The reforms proposed by the ECB aim to simplify banking supervision and reduce administrative burdens, without relaxing resilience standards, through a multi-annual SREP model, accelerated procedures, and a more proportional reporting framework.
Brussels, December 11, 2025 - The European Central Bank has presented an extensive agenda for banking supervision reform, aiming to simplify assessments, reduce reporting, and accelerate the decision-making process starting in 2026. The Governing Council has approved a parallel set of legislative recommendations aimed at reorganizing capital buffers and creating a single European reporting system.
In short
The ECB is transforming the SREP process into a multi-annual model focused on material risks.
Supervisory decisions will be adopted more quickly through delegation and automation.
Reporting is simplified by reducing obligations and introducing materiality thresholds.
Stress tests become more proportional and less burdensome.
The ESRB proposes the elimination of about 30 legal obligations without macroprudential relevance.
The Governing Council recommends restructuring capital buffers and a single reporting regime in the EU.
The ECB report "Streamlining supervision, safeguarding resilience" shows that, starting in 2026, the SREP prudential assessment will no longer cover all risks for each bank annually, but will operate on the basis of a multi-annual cycle, with analyses tailored according to the institution's profile and emerging risks. The new approach allows Joint Supervisory Teams to focus on areas with real impact and reduce the volume of administrative measures.
The reformed SREP includes clearer assessments, earlier communication with banks, more stable methodologies, and extensive use of digital tools for automating operational stages. The ECB emphasizes that simplification does not change resilience standards but serves to enhance the capacity to respond to risks such as cyberattacks, market changes, or digitalization.
The ECB will expand the delegation framework so that a larger portion of current decisions — including fit-and-proper assessments and authorizations — can be adopted more quickly, in line with IMF recommendations on European supervision. The new procedures will reduce processing time, supporting more stable governance in supervised institutions.
For low-risk transactions affecting capital, the ECB introduces a "fast-track" process that will allow decisions to be finalized in about two weeks, alongside the implementation of dedicated digital infrastructure. The standardized model of applications and the automation of decision project generation will reduce the administrative burden for both banks and supervisors.
The ECB will reduce the complexity of stress test exercises by increasing proportionality and using more flexible analytics, including exploratory scenarios and internal ICAAP tools when justified.
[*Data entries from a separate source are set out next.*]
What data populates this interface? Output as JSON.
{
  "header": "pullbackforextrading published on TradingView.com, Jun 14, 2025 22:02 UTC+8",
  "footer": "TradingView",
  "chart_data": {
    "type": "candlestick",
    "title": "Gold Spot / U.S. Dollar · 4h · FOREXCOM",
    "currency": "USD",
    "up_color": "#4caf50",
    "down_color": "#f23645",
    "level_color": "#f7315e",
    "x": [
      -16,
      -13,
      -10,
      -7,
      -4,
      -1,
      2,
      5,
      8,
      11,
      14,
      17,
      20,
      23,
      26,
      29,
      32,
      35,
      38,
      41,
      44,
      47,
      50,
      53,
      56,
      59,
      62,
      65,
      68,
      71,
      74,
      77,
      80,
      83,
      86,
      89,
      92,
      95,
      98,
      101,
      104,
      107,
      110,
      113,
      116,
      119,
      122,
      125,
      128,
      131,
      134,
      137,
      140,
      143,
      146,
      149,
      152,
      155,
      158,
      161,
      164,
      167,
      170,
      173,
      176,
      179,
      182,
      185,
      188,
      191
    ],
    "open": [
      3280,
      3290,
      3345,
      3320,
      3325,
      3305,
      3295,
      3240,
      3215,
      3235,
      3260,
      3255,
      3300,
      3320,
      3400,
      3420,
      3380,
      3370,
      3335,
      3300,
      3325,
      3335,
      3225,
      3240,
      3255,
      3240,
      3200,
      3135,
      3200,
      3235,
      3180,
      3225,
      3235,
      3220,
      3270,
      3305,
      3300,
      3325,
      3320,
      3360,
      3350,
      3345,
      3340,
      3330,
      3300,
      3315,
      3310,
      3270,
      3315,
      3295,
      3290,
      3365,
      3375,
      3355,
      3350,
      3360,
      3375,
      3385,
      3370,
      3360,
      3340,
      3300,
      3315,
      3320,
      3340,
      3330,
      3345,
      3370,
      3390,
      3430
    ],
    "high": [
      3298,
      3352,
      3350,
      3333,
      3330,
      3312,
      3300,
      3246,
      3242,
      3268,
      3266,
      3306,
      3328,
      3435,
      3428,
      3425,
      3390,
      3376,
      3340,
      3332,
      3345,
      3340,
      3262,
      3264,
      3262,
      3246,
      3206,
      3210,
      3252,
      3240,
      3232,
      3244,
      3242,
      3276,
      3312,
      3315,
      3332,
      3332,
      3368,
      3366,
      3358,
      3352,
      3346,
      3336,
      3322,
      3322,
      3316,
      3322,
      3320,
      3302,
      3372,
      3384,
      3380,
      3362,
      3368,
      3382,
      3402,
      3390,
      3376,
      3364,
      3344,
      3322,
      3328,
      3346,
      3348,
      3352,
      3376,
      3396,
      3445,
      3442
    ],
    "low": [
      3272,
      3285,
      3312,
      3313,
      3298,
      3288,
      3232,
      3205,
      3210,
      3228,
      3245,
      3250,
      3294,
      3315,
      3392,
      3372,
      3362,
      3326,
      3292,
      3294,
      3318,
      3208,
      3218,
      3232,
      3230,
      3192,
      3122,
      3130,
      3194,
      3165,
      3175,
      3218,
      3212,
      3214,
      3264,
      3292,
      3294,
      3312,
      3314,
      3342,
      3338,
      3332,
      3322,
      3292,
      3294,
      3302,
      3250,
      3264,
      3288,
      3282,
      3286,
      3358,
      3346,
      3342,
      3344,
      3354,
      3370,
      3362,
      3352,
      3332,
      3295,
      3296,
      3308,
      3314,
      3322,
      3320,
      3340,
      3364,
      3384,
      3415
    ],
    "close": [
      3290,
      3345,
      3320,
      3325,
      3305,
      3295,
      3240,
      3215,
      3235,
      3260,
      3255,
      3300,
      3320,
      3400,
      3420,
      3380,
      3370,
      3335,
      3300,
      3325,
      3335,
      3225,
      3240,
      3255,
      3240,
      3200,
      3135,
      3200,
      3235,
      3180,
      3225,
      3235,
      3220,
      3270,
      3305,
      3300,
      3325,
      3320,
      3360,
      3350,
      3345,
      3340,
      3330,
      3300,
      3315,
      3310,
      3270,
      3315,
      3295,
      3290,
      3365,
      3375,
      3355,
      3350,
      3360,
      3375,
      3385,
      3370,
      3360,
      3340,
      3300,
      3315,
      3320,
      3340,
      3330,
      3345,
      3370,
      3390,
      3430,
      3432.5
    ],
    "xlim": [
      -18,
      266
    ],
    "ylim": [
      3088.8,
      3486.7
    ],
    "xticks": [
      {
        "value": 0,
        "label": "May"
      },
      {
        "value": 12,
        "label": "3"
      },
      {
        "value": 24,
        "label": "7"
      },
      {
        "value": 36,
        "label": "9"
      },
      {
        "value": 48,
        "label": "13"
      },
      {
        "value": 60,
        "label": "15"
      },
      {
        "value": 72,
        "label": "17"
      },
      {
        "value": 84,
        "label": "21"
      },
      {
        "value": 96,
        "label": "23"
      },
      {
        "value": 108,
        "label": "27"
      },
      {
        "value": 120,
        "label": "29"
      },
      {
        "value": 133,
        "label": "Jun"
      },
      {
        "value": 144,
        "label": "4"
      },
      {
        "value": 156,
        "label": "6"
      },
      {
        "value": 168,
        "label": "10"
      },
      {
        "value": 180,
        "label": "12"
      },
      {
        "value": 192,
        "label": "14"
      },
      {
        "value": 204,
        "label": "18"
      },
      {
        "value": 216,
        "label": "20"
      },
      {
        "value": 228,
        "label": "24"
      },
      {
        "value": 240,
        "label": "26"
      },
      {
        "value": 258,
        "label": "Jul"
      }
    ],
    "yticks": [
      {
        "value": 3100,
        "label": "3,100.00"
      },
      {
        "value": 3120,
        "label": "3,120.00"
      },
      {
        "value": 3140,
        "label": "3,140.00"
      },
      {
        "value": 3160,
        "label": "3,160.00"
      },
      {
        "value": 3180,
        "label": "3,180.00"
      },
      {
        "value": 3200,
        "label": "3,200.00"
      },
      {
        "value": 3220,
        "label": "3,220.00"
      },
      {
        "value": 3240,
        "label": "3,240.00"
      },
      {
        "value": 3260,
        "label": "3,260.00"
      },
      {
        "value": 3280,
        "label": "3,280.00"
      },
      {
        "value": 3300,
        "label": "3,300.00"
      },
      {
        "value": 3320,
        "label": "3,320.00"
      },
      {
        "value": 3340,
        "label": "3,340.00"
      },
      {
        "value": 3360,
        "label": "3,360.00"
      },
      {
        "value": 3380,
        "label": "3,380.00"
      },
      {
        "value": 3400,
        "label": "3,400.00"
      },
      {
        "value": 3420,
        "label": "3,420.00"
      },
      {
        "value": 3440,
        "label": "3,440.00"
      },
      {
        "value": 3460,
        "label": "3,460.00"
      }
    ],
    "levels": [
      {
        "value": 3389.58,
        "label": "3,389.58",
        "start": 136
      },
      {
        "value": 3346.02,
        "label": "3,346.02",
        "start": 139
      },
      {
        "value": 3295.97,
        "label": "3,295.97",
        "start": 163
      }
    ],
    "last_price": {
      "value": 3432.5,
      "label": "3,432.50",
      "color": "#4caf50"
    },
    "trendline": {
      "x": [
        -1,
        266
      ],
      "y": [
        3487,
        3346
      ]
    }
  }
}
In view of the 2027 EU exercise, the ECB is collaborating with the EBA to simplify templates and better align reporting with actual supervisory needs.
In terms of reporting, the ECB is preparing a significant reduction in obligations, including a decrease in the "Short Term Exercise" package for 2026 by about 18.5%, as well as periodic assessments to eliminate redundant requirements. A new system will introduce materiality thresholds for minor errors, reducing the obligation to resubmit data when the impact is insignificant.
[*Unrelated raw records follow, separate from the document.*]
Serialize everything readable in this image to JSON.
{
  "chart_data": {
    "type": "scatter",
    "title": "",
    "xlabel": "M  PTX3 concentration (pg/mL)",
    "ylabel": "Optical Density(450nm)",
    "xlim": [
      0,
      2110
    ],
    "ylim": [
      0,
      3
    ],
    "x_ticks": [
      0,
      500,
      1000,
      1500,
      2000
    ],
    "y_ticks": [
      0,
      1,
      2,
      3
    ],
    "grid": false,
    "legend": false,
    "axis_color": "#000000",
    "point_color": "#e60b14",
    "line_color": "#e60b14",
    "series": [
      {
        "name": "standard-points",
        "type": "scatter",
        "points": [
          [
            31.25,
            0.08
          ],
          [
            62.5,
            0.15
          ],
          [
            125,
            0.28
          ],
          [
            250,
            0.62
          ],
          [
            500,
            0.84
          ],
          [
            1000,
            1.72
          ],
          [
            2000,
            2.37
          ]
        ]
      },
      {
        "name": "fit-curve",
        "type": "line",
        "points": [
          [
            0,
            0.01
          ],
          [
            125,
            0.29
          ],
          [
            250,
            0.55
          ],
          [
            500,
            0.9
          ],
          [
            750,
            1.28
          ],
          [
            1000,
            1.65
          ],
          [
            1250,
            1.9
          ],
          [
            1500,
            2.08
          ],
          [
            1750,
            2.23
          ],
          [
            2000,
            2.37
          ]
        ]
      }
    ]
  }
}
According to the ESRB letter of October 31, 2025, approximately 90 additional obligations are assigned to them by EU legislation, of which about 30 have no systemic relevance and can be eliminated through legislative changes. In many cases, the ESRB is required to provide opinions or consultations in situations with limited impact, which generates unnecessary resource consumption.
The ESRB assessment proposes the abandonment of these obligations and the reorganization of provisions in CRR, CRD, EMIR, or Solvency II, so that its involvement remains focused on preventing systemic risks.
The recommendations sent to the European Commission include reorganizing the structure of capital buffers, reducing the leverage ratio framework, and extending the special regime for small banks, through harmonized criteria and simplified rules. The EU-level reporting system should, in the ECB's vision, allow banks to report once for all relevant authorities, and a complete review of requirements should be conducted every three to five years.
The Governing Council also encourages the completion of the banking union and the transition of key legislation from directives to regulations, to reduce fragmentation in application across member states.